The latest logs, those highlighted, loop until the failed node is restored.

The patroni service will also log other information:

patroni[753]: 2023-02-24 17:14:41,221 INFO: no action. I am (PSQL_2), a secondary, and following a leader (PSQL_1)
patroni[753]: 2023-02-24 17:15:13,540 WARNING: Request failed to PSQL-CLUSTER1: GET https://10.68.250.1:8008/patroni (HTTPSConnectionPool(host='10.68.250.1', port=8008): Max retries exceeded with url: /patroni (Caused by ConnectTimeoutError(<urllib3.connection.VerifiedHTTPSConnection object at 0x7fa4e4762978>, 'Connection to 10.68.250.1 timed out. (connect timeout=2)')))
patroni[753]: 2023-02-24 17:15:13,646 INFO: Could not take out TTL lock
patroni[753]: 2023-02-24 17:15:13,654 INFO: following new leader after trying and failing to obtain lock
patroni[753]: 2023-02-24 17:15:13,794 INFO: closed patroni connection to the postgresql cluster
patroni[753]: 2023-02-24 17:15:13,987 INFO: postmaster pid=11704
patroni[753]: 2023-02-24 17:15:13.990 CET [11704] LOG: en écoute sur IPv4, adresse « 0.0.0.0 », port 5432
patroni[753]: 2023-02-24 17:15:13.990 CET [11704] LOG: en écoute sur IPv6, adresse « :: », port 5432
patroni[753]: /var/run/postgresql/:5432 - pas de réponse
patroni[753]: 2023-02-24 17:15:13.995 CET [11704] LOG: écoute sur la socket Unix « /var/run/postgresql/.s.PGSQL.5432 »
patroni[753]: 2023-02-24 17:15:14.006 CET [11704] LOG: redirection des traces vers le processus de récupération des traces
patroni[753]: 2023-02-24 17:15:14.006 CET [11704] ASTUCE : Les prochaines traces apparaîtront dans le répertoire « /var/log/postgresql ».
patroni[753]: /var/run/postgresql/:5432 - acceptation des connexions
patroni[753]: 2023-02-24 17:15:15,033 INFO: Lock owner: PSQL_3; I am PSQL_2
patroni[753]: 2023-02-24 17:15:15,033 INFO: establishing a new patroni connection to the postgres cluster
patroni[753]: 2023-02-24 17:15:15,036 INFO: Local timeline=1 lsn=0/402EE78
patroni[753]: 2023-02-24 17:15:15,066 INFO: master_timeline=2
patroni[753]: 2023-02-24 17:15:15,067 INFO: master: history=1 0/402EE78 no recovery target specified
patroni[753]: 2023-02-24 17:15:15,077 INFO: no action.

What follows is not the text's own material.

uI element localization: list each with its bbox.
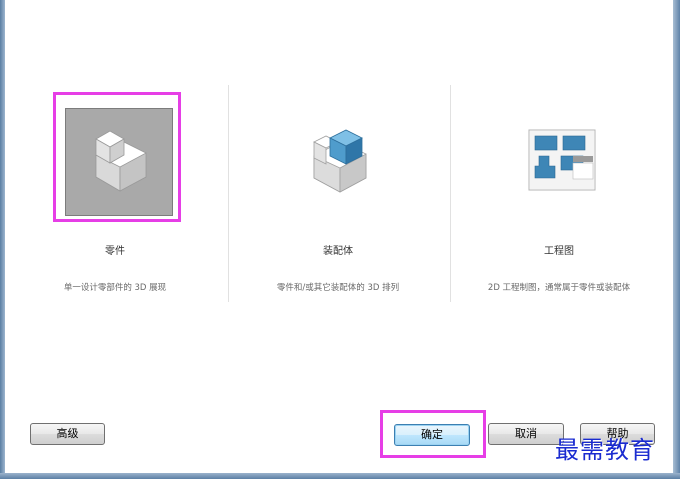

I am (PSQL_2), a secondary, and following a leader (PSQL_3)

In this example, line 1 indicates that PSQL_2 is a REPLICA of the LEADER PSQL_1. Line 2 is an error message due to the loss of connectivity with the LEADER node, and the last line specifies that PSQL_2 is still a REPLICA, but this time of the LEADER server PSQL_3.